Buyer’s Remorse For Biden Voters

December 28, 2021 in News by RBN Staff

source:  zerohedge


TUESDAY, DEC 28, 2021 – 2:50

Joe Biden

President Biden announcing that there is no federal solution to COVID before heading off to his Delaware beach house. 

The Disappointment Is Complete

First Biden disappointed his voters with student loans, by reneging on his promise to cancel $10,000 or more of their debt. Now he has disappointed his voters who believed him when Biden said he had a plan to defeat COVID. On Monday, prior to leaving for his Delaware beach house, Biden announced that there was in fact no federal solution to the pandemic, and that he would be deferring to the states.

Not only has Biden not delivered on two of his biggest campaign promises, but his voters (as well as Americans who didn’t vote for him) are suffering through inflation and crime rates that are reminiscent of the decade when Biden got his start in national politics, the 1970s.

Joe Biden as a Senator in the 1970s. A reminder that he’s been in politics long enough to have gone bald twice. 

This sort of disappointment seems to be a common feature of democratic politics: on the other side of the spectrum, there are Trump voters upset that Trump didn’t fully build his wall, or end birthright citizenship.

Why (Most) Voters Keep Getting Disappointed

There was a thread on Twitter a few months back that made a thought provoking point about why most voters usually don’t get what they want. If I could find the thread, I’d repost it here and credit the author; instead, I’ll summarize the author’s argument from memory. In a nutshell, voting lets people and groups that already have power express their power; voting by itself doesn’t make anyone powerful. Think back to America’s founding. The right to vote was limited to those who already had power: generally, men who owned property and paid taxes. Giving the right to vote to a gig worker or barista struggling to pay off his student loans for his liberal arts degree doesn’t make that person powerful; hence, his demands to get his student loans canceled are ignored.

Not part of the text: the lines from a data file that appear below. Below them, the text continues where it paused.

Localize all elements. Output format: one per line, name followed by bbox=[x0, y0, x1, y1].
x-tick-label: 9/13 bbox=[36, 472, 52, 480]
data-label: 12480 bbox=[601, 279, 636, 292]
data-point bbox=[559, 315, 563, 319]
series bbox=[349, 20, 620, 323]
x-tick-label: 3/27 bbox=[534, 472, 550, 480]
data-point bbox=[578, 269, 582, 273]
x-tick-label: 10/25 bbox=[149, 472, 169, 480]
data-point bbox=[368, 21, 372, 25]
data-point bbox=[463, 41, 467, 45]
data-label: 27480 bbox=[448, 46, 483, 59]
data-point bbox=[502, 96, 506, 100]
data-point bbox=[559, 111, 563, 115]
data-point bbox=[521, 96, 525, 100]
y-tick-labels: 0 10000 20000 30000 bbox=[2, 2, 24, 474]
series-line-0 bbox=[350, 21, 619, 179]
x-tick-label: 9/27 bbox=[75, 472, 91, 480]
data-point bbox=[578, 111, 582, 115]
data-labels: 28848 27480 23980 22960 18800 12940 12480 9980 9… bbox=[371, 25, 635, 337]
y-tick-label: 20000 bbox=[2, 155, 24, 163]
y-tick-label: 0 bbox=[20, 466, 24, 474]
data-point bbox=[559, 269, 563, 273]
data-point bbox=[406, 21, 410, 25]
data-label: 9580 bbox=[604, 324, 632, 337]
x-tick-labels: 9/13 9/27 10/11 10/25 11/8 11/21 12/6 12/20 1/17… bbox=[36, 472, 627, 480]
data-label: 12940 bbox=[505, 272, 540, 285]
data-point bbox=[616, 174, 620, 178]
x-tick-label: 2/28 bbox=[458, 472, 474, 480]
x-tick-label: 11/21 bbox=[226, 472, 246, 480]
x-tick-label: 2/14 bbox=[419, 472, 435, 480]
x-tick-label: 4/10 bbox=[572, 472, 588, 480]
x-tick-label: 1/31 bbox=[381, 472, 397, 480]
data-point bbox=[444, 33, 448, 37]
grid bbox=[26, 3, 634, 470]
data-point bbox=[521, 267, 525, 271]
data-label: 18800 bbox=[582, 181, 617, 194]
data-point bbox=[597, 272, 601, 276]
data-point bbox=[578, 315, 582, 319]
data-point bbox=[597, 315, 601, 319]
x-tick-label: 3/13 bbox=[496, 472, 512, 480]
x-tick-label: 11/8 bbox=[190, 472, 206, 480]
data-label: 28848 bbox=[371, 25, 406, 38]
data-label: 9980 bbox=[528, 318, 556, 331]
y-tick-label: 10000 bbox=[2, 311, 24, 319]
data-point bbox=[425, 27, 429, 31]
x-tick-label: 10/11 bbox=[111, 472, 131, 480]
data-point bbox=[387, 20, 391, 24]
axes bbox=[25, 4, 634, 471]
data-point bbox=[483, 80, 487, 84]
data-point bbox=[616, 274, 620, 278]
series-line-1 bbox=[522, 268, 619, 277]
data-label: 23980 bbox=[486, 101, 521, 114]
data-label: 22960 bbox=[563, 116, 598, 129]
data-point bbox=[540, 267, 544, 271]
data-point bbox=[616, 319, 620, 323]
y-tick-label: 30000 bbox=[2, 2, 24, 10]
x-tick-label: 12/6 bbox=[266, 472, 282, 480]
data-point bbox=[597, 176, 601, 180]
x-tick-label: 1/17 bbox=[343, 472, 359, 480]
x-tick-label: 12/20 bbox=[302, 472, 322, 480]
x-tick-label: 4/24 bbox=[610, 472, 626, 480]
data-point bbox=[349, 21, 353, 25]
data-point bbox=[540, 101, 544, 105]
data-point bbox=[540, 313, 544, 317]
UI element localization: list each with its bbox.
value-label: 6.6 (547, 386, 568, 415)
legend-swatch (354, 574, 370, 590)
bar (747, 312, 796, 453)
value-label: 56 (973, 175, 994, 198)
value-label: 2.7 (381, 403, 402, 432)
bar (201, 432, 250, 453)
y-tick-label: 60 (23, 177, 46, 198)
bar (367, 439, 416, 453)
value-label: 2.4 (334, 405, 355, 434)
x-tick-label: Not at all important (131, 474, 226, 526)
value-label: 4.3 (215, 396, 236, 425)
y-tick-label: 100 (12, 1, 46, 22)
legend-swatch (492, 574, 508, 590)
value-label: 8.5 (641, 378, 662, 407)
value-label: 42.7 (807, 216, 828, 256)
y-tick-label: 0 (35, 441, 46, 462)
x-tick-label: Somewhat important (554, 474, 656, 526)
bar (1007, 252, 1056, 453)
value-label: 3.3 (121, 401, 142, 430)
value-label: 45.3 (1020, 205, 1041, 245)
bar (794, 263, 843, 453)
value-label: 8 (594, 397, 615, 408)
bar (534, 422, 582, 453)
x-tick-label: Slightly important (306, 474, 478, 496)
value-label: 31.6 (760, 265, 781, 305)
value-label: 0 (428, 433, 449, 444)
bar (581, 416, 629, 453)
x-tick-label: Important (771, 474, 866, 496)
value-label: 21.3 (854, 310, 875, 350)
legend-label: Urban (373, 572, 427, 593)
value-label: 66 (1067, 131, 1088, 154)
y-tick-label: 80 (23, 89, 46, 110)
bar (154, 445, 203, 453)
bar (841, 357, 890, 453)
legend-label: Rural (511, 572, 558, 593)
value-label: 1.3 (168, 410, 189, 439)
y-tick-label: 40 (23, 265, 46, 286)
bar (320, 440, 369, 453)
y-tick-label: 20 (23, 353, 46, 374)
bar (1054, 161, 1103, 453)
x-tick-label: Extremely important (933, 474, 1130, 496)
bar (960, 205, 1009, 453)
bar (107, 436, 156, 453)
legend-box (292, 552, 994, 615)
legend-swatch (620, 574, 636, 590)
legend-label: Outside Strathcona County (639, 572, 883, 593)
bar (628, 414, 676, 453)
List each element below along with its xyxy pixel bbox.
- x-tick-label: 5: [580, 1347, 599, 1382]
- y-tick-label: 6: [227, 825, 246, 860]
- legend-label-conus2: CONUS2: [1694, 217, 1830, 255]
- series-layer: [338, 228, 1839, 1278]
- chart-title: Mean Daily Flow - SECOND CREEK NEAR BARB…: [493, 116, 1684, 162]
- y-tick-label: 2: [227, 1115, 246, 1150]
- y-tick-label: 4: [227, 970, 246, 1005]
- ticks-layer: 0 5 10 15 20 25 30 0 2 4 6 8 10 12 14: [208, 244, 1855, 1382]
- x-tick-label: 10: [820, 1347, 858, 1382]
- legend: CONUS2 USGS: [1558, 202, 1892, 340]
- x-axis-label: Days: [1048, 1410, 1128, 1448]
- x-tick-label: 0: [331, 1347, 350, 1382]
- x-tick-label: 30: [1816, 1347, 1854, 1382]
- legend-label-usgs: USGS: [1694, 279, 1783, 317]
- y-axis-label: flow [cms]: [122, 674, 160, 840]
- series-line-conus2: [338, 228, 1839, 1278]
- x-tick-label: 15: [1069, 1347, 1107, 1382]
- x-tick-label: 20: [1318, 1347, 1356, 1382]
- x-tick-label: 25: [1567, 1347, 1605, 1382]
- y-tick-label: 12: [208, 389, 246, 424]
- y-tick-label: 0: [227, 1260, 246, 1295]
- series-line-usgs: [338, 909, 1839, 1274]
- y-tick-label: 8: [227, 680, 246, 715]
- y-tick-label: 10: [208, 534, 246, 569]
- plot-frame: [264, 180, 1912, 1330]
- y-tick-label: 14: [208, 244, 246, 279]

In contrast, consider the rioters who wreaked havoc on America last year. The threat of their continued violence was a form of power. Perhaps it shouldn’t be surprising that they have succeeded in electing and reelecting soft-on-crime prosecutors, as was the case in Philadelphia.

Ending On A Brighter Note

To end this on a positive note, a quick update on our post last week (Time To Buy Tesla). In that one, I mentioned that Tesla was again one of our system’s top names, after having pulled back sharply over the previous month:

Screen capture via Portfolio Armor on 12/20/2021.

One thing you may have noticed from Monday’s top ten list is that it includes a few tech names that are down double digits over the last month: the chipmakers Advanced Micro Devices (AMD) and Nvidia (NVDA), the streaming content company Netflix (NFLX), and the electric car maker Tesla (TSLA). We’ll focus on Tesla here, because, coincidentally, it was highlighted by our friends at the social data firm Likefolio on Monday as well.

Since then, Tesla is up 21.56% as of this writing, second only to the crypto bank Silvergate Capital (SI), another name which had pulled back sharply since November.

Overall, our top names from December 20th are up 10.98% on, average, versus 4.9% for SPY.